Got up this morning, and a poem came. Whenever this happens, I am amazed and grateful, for as W.S. Merwin once said at a poetry workshop, (and I am paraphrasing, from memory), “After writing a poem we often feel that it’s our last. Another will never come.” But somehow, they do.
And I don’t believe in “writer’s block” anymore. I just wait. Sometimes for weeks, even months, and then one arrives.
So here is this morning’s poem, triggered by a memory of my Mother, who having lost her own Mother at the age of 10, always feared she’d not know how to “mother” when her 4 children arrived at that memorable age. But she overcame all such doubts, at least in the minds of her children. I’m sure my recent departure from a local Head Start program also led to many of the feelings that arise in this poem.

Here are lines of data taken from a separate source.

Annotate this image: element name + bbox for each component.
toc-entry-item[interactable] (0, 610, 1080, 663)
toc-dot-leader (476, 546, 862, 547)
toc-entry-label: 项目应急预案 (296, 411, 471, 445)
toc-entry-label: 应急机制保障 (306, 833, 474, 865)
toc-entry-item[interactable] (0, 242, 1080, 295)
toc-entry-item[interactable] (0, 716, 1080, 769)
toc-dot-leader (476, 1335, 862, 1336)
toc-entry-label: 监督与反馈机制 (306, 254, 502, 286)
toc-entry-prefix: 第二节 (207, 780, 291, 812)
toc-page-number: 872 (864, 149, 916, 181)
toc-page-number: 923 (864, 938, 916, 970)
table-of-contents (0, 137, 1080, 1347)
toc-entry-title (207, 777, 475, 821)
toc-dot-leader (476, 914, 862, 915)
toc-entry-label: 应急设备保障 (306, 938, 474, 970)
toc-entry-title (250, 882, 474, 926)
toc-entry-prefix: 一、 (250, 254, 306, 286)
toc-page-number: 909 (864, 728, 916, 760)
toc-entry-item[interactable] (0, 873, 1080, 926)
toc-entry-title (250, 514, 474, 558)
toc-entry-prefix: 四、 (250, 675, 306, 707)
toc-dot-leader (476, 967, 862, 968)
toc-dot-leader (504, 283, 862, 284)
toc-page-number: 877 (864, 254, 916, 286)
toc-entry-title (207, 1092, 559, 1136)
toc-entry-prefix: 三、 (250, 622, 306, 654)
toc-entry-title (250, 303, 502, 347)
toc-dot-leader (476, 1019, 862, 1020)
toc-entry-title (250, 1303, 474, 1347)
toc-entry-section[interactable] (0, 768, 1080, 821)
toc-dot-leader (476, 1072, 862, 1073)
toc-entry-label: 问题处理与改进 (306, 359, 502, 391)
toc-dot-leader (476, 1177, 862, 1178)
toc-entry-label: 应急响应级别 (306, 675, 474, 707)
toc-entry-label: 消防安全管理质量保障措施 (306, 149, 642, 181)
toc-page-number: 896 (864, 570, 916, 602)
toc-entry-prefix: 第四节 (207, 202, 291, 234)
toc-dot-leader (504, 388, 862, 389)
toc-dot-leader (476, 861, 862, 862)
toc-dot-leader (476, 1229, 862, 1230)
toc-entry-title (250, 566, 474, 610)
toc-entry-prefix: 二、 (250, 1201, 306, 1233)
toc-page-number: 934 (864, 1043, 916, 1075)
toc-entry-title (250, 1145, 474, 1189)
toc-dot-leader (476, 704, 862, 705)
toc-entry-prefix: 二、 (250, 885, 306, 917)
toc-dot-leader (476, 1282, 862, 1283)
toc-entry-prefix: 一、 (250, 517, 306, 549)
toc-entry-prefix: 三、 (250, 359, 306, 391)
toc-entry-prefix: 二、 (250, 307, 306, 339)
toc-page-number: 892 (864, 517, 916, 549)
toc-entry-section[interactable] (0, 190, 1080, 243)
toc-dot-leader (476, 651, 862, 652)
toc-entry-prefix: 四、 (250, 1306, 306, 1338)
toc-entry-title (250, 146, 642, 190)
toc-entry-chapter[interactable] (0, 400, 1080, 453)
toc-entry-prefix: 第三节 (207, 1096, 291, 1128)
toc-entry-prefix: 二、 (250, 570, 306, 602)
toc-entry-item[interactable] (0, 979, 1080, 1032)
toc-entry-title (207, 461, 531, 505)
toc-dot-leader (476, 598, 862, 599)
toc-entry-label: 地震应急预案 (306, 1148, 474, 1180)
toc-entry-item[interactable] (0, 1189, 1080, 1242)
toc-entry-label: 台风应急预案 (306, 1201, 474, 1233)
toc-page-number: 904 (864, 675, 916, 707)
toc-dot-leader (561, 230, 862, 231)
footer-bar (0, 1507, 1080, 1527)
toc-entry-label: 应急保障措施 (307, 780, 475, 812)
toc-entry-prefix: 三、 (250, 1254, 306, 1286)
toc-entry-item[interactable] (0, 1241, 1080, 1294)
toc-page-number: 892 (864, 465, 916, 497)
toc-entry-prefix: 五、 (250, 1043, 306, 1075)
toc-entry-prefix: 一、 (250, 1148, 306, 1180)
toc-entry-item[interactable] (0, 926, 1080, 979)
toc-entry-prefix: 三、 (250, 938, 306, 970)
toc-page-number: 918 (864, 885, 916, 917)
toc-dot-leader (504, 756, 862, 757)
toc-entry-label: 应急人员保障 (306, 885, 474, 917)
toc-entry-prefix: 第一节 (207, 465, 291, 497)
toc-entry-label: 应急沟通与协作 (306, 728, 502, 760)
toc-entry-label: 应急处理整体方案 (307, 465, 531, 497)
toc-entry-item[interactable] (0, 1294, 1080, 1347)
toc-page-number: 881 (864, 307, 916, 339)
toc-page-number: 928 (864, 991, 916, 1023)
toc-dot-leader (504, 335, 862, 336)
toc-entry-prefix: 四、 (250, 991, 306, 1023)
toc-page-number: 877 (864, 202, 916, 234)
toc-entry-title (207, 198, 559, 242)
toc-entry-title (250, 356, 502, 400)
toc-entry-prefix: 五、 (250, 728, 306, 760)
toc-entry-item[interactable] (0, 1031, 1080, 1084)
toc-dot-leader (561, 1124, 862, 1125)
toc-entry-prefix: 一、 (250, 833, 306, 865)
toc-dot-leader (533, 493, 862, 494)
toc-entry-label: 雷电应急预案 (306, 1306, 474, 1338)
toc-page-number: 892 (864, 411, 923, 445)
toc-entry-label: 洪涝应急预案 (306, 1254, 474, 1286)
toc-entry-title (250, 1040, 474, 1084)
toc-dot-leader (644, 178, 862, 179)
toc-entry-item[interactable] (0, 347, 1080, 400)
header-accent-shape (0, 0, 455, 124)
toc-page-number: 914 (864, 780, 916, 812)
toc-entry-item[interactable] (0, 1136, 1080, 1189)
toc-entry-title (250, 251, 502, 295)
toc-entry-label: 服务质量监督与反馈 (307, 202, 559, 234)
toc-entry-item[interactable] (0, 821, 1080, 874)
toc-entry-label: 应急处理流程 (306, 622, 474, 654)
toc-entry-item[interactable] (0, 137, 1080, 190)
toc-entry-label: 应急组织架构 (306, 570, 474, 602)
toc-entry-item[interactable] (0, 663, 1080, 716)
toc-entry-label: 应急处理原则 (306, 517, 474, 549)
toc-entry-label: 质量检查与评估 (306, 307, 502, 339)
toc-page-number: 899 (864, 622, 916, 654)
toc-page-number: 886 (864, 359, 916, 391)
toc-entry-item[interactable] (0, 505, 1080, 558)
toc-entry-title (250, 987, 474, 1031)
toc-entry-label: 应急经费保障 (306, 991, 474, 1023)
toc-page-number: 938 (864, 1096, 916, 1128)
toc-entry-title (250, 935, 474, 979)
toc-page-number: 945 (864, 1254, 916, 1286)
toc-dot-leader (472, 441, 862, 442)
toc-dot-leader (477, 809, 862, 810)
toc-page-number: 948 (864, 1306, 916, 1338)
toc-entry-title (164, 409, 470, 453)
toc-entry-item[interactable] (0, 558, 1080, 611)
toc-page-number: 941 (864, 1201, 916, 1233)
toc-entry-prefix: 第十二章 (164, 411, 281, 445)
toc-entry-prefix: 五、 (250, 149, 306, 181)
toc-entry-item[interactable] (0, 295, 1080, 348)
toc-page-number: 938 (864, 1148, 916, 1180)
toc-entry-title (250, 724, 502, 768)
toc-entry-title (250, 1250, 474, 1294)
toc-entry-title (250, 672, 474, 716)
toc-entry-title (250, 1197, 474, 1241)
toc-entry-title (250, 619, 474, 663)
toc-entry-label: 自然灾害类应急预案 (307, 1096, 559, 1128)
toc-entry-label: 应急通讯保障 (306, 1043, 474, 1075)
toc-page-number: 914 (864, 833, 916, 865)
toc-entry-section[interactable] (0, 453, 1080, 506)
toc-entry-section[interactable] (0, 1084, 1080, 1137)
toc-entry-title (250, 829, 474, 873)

My Mother taught me to like
She’d be in the kitchen,
Wedged between the dining table & counter top,
Where Arthur Godfrey would croon and drone on
From our Philips radio,
Through our hour together.
She’d be pressing the hot silver iron over and over
Into my Father’s handkerchiefs,
While I cut out clothes for my paper dolls,
From page after page of imagined fabric.
And best of all, we drank coffee–
Mother, from her everyday Melmac mug,
And I, from one of her Royal Copenhagen demitasse cups,
Half full of milk and sugar,
So as not to keep me awake
From the nap that always followed,
Where she stopped everything to read to me,
Sing her childhood songs:
“Oh, Do you Know the Muffin Man,” and
“My Bonnie Lies over the Ocean,”
Teased me to sleep with a back rub,
And always, one more story.
She’s been gone now for sixteen years,
But when my little pre-school students ask,
“Where is your Mother?”
I look around the room, at their make-believe
Kitchen, the toy ironing board and little wooden iron,
The plastic tea set, the nap time cots, and answer:
“In Heaven,” which means, “here, in my heart”.